Market Outlook: Construction - Hero Image

Industry Trends

Larger contractors are benefitting from the Infrastructure Investment & Jobs Act (IIJA), which allocated $550 billion in new spending over a five-year period. Funding should increase contractor confidence to bid for big projects, as they can better plan for the future. 

The IIJA also includes $100 million dedicated to construction technology, facilitating efficient and fast estimation, project cost management, scheduling, and risk management. In addition, upgrades and improvements to equipment and tools will increase efficiency and safety.

Permanent modular construction is rising, up 50% over the last five years, with low construction costs, shorter construction time frames, and reduced waste. 

The industry is also seeing more interest, with construction trade program enrollment up 5%. This will help address the shortage of skilled trades workers. 

Smaller, local trade contractors should see more work with expected growth in energy technology. Jobs will include the installation of wall chargers in home garages for electric cars, solar panel installations, and replacing oil furnaces with heat pumps.

Adaptive reuse of vacant and underutilized real estate is an additional source of work for contractors. Commercial real estate owners and investors are repurposing space left vacant as more leases are non-renewed due to COVID-19 and remote work continues for many office jobs.  Conversions to apartments and storage facilities are on the rise in metropolitan cities.

On the GL Insurance Side

Competition in the insurance marketplace for Contractors General Liability (GL) coverage is focused on policy terms rather than pricing, according to Wendy Nowosiadly, ISC Vice President – Underwriting. “There is a need for broader, less restrictive coverage, particularly in New York with increasing pressure by GCs, developers and risk managers for less restrictive subcontractor conditions due to action over potential.
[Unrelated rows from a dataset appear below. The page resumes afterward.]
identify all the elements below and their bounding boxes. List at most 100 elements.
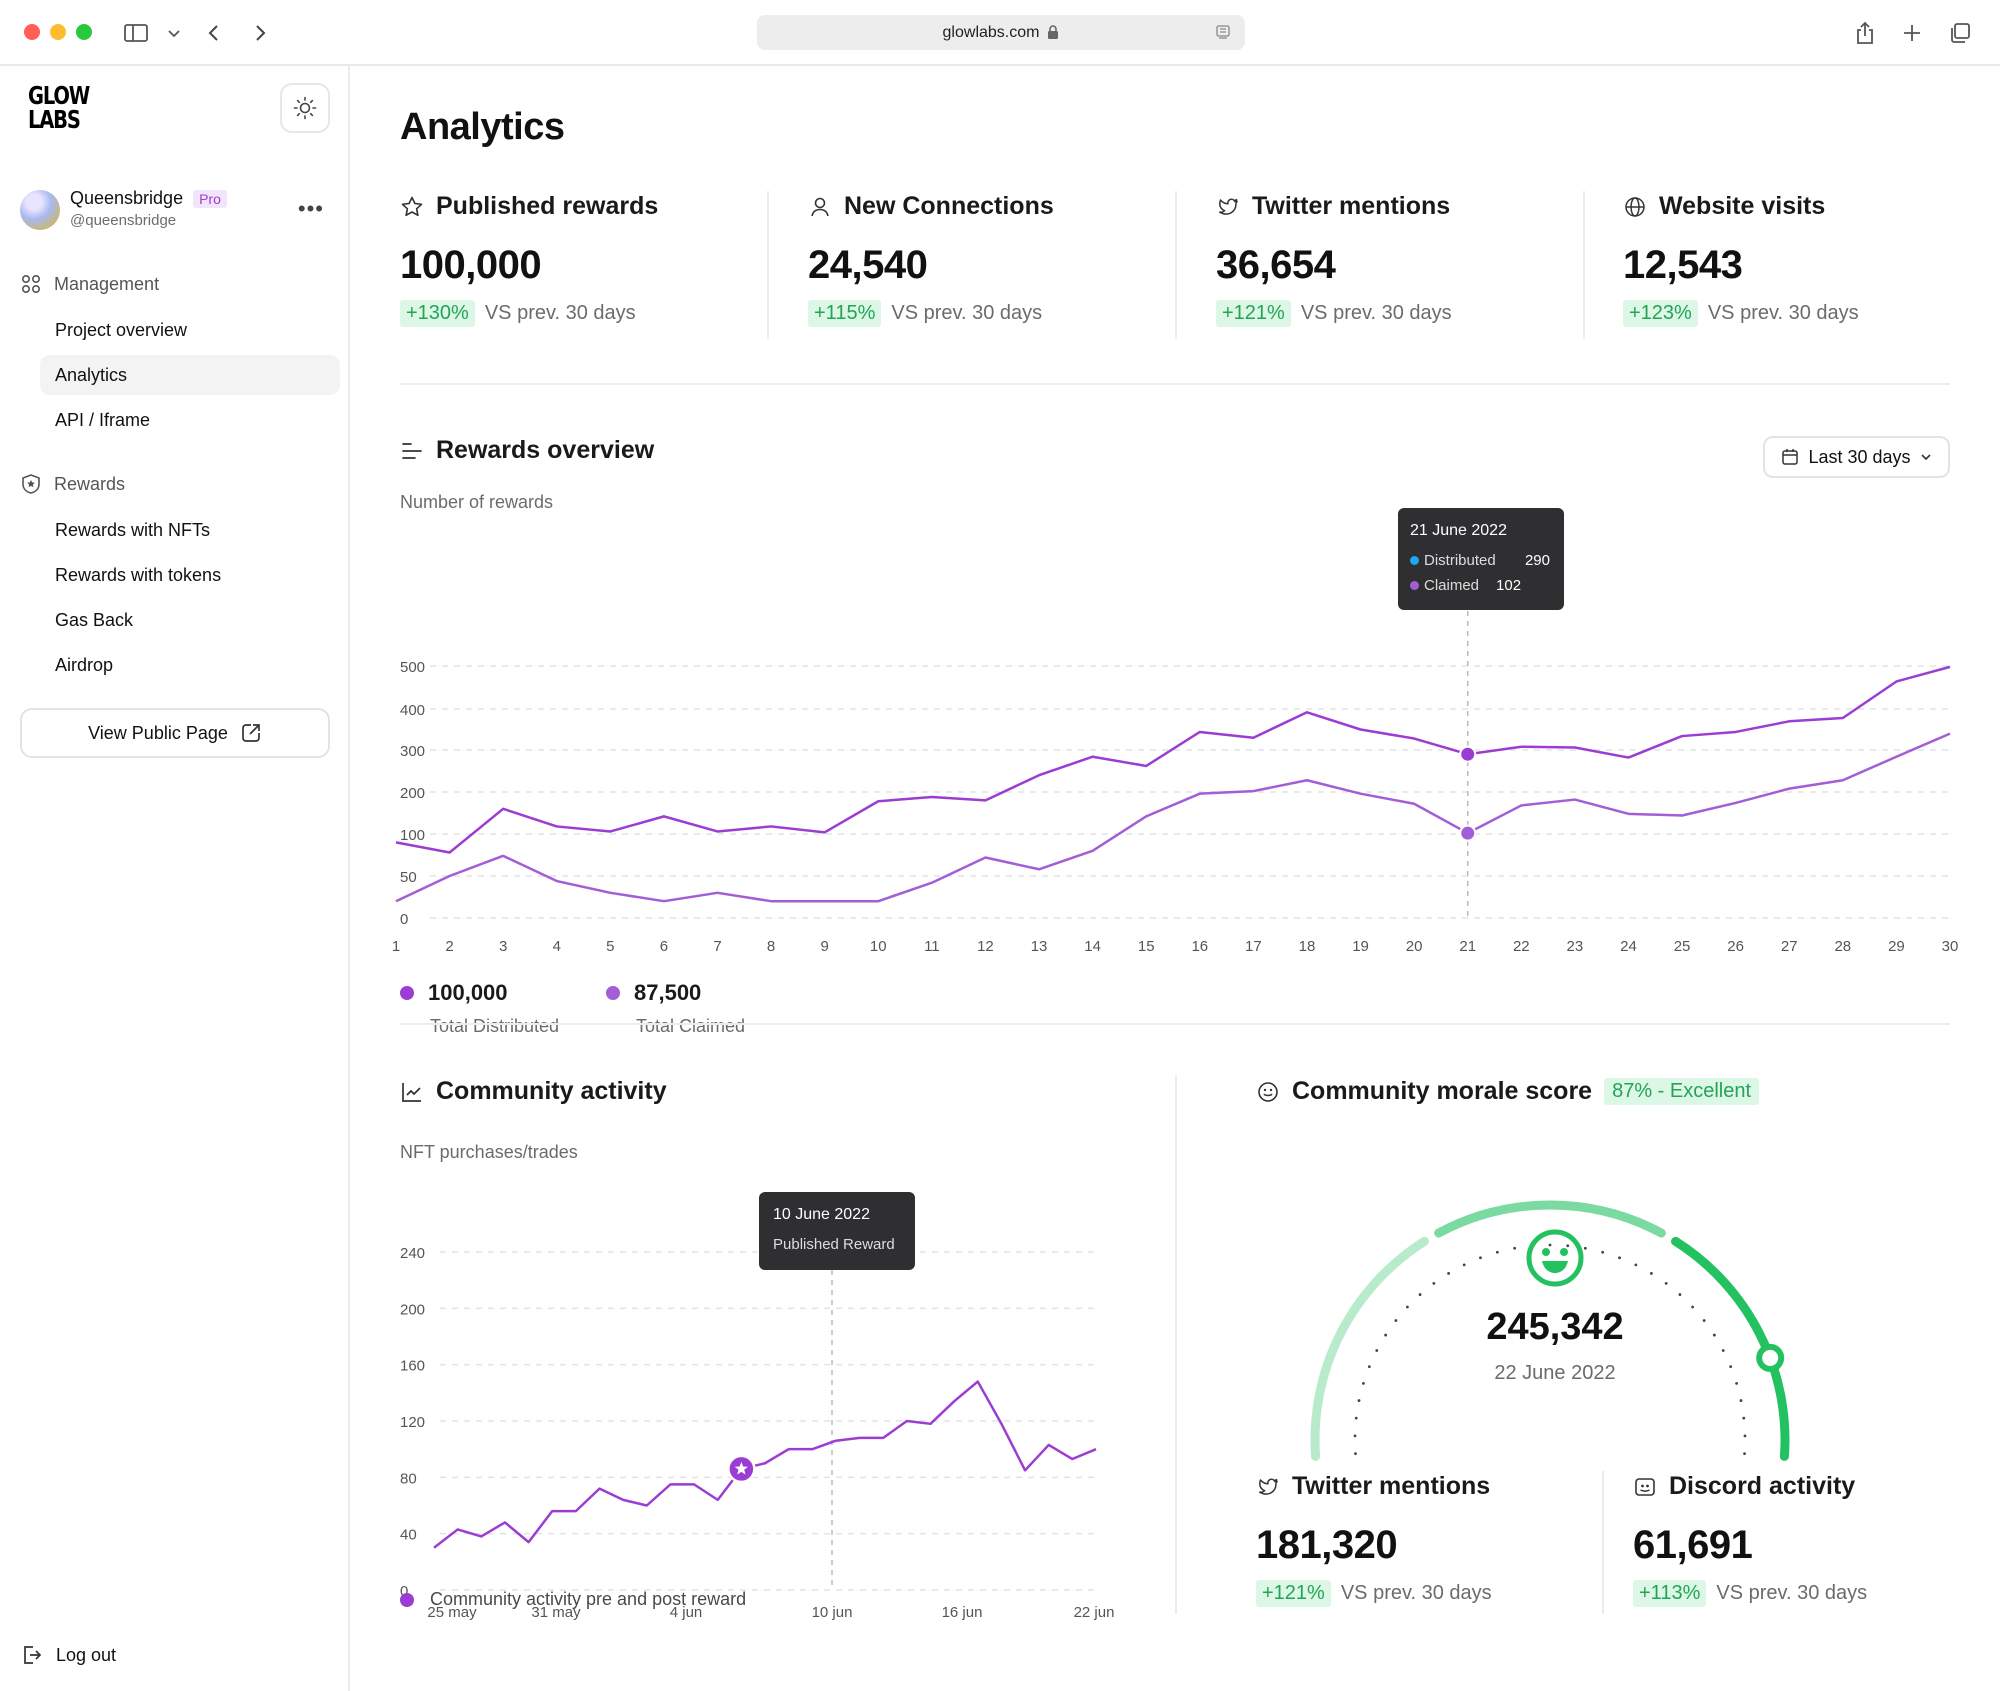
- x-tick-label: 25 may: [427, 1604, 477, 1621]
- sidebar-item-analytics[interactable]: Analytics: [40, 355, 340, 395]
- forward-icon[interactable]: [244, 18, 276, 48]
- sidebar-item-rewards-nfts[interactable]: Rewards with NFTs: [40, 510, 340, 550]
- stat-change-badge: +113%: [1633, 1580, 1707, 1607]
- stat-discord-activity: Discord activity 61,691 +113% VS prev. 30…: [1633, 1472, 2000, 1607]
- more-options-icon[interactable]: •••: [297, 196, 324, 221]
- gauge-tick-dot: [1447, 1272, 1450, 1275]
- morale-header: Community morale score 87% - Excellent: [1256, 1077, 1760, 1106]
- chevron-down-icon[interactable]: [158, 18, 190, 48]
- logout-button[interactable]: Log out: [22, 1644, 116, 1666]
- date-range-dropdown[interactable]: Last 30 days: [1763, 436, 1950, 478]
- sidebar-item-project-overview[interactable]: Project overview: [40, 310, 340, 350]
- list-icon: [402, 442, 422, 459]
- public-button-label: View Public Page: [88, 722, 228, 743]
- gauge-tick-dot: [1495, 1250, 1499, 1254]
- sidebar-item-api-iframe[interactable]: API / Iframe: [40, 400, 340, 440]
- stat-value: 61,691: [1633, 1523, 1753, 1567]
- sidebar-toggle-icon[interactable]: [120, 18, 152, 48]
- stat-header: Published rewards: [400, 192, 780, 221]
- legend-value-row: 87,500: [606, 980, 745, 1006]
- discord-icon: [1635, 1477, 1655, 1496]
- view-public-page-button[interactable]: View Public Page: [20, 708, 330, 758]
- stat-compare: VS prev. 30 days: [891, 302, 1043, 324]
- stat-published-rewards: Published rewards 100,000 +130% VS prev. …: [400, 192, 780, 327]
- lock-icon: [1048, 25, 1059, 39]
- sidebar-item-label: Analytics: [55, 364, 128, 385]
- url-text: glowlabs.com: [942, 23, 1040, 41]
- y-tick-label: 80: [400, 1470, 417, 1487]
- divider: [1175, 1076, 1177, 1614]
- rewards-overview-header: Rewards overview: [400, 436, 654, 465]
- legend-value: 100,000: [428, 980, 508, 1005]
- community-activity-line-chart[interactable]: 0 40 80 120 160 200 240 25 may 31 may 4 jun 10 jun…: [350, 1166, 1130, 1626]
- address-bar[interactable]: glowlabs.com: [757, 15, 1245, 50]
- legend-value: 87,500: [634, 980, 702, 1005]
- sidebar-item-label: Rewards with NFTs: [55, 519, 211, 540]
- tooltip-dot: [1410, 581, 1419, 590]
- sidebar-item-rewards-tokens[interactable]: Rewards with tokens: [40, 555, 340, 595]
- user-profile[interactable]: Queensbridge Pro @queensbridge •••: [20, 186, 330, 236]
- gauge-marker: [1756, 1343, 1785, 1372]
- sidebar-item-gas-back[interactable]: Gas Back: [40, 600, 340, 640]
- stat-twitter-mentions-total: Twitter mentions 181,320 +121% VS prev. 3…: [1256, 1472, 1636, 1607]
- morale-badge: 87% - Excellent: [1604, 1078, 1760, 1105]
- y-tick-label: 50: [400, 869, 417, 886]
- date-range-label: Last 30 days: [1808, 446, 1911, 467]
- theme-toggle-button[interactable]: [280, 83, 330, 133]
- section-title: Community activity: [436, 1077, 667, 1105]
- x-tick-label: 8: [767, 938, 775, 955]
- legend-label: Community activity pre and post reward: [430, 1589, 747, 1609]
- legend-label: Total Claimed: [636, 1016, 746, 1036]
- user-name: Queensbridge: [70, 188, 184, 208]
- gauge-tick-dot: [1735, 1381, 1738, 1385]
- gauge-tick-dot: [1743, 1452, 1746, 1456]
- y-tick-label: 400: [400, 702, 425, 719]
- tooltip-value: 290: [1524, 552, 1550, 569]
- tooltip-row-distributed: Distributed: [1410, 552, 1496, 569]
- stat-change-badge: +121%: [1216, 300, 1291, 327]
- twitter-icon: [1258, 1478, 1278, 1495]
- back-icon[interactable]: [198, 18, 230, 48]
- grid-command-icon: [21, 274, 41, 294]
- gauge-tick-dot: [1721, 1349, 1725, 1352]
- close-window-button[interactable]: [24, 24, 40, 40]
- gauge-tick-dot: [1650, 1272, 1653, 1275]
- y-tick-label: 40: [400, 1527, 417, 1544]
- sidebar-item-airdrop[interactable]: Airdrop: [40, 645, 340, 685]
- gauge-tick-dot: [1405, 1305, 1409, 1309]
- y-tick-label: 160: [400, 1358, 425, 1375]
- user-name-row: Queensbridge Pro: [70, 188, 227, 209]
- nav-section-rewards: Rewards: [20, 473, 125, 495]
- minimize-window-button[interactable]: [50, 24, 66, 40]
- glowlabs-logo[interactable]: GLOW LABS: [28, 83, 90, 132]
- zoom-window-button[interactable]: [76, 24, 92, 40]
- window-controls: [24, 24, 92, 40]
- x-tick-label: 11: [924, 938, 940, 955]
- nav-section-label: Management: [54, 273, 160, 294]
- twitter-icon: [1218, 198, 1238, 215]
- share-icon[interactable]: [1849, 18, 1881, 48]
- page-title: Analytics: [400, 106, 565, 148]
- gauge-tick-dot: [1601, 1250, 1605, 1254]
- x-tick-label: 30: [1942, 938, 1959, 955]
- stat-value: 24,540: [808, 243, 928, 287]
- gauge-tick-dot: [1354, 1452, 1357, 1456]
- logout-icon: [24, 1646, 42, 1664]
- tabs-overview-icon[interactable]: [1944, 18, 1976, 48]
- y-tick-label: 100: [400, 827, 425, 844]
- reader-icon[interactable]: [1215, 24, 1231, 40]
- x-tick-label: 16 jun: [942, 1604, 983, 1621]
- logout-label: Log out: [56, 1644, 117, 1665]
- section-title: Community morale score: [1292, 1077, 1593, 1105]
- stat-label: Twitter mentions: [1252, 192, 1451, 220]
- stat-compare: VS prev. 30 days: [484, 302, 636, 324]
- gauge-tick-dot: [1357, 1399, 1361, 1402]
- y-tick-label: 120: [400, 1414, 425, 1431]
- x-tick-label: 20: [1406, 938, 1423, 955]
- stat-header: Twitter mentions: [1256, 1472, 1636, 1501]
- stat-website-visits: Website visits 12,543 +123% VS prev. 30 d…: [1623, 192, 2000, 327]
- y-tick-label: 200: [400, 785, 425, 802]
- new-tab-icon[interactable]: [1896, 18, 1928, 48]
- stat-label: Discord activity: [1669, 1472, 1856, 1500]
This is something we are exploring with our carriers and reinsurers.”

Wendy also sees some retraction in the admitted market, with more business entering the Excess & Surplus Lines space. 

ISC is also working on providing enhanced automation capabilities to facilitate the underwriting process for our Premier GL product, including the integration of additional third-party data pulls, according to Wendy.

In addition, ISC is looking to expand its Premier GL program footprint to include an additional 10 to 12 states in the future. The Premier GL program is currently in seven states, including in the challenging New York construction market, and covers a broad appetite of contractors, including general contractors on commercial and residential projects and more than 100 trade contractors. 

Excess Liability insurance with limits up to $5 million is available with our primary business and  unsupported on a nationwide basis.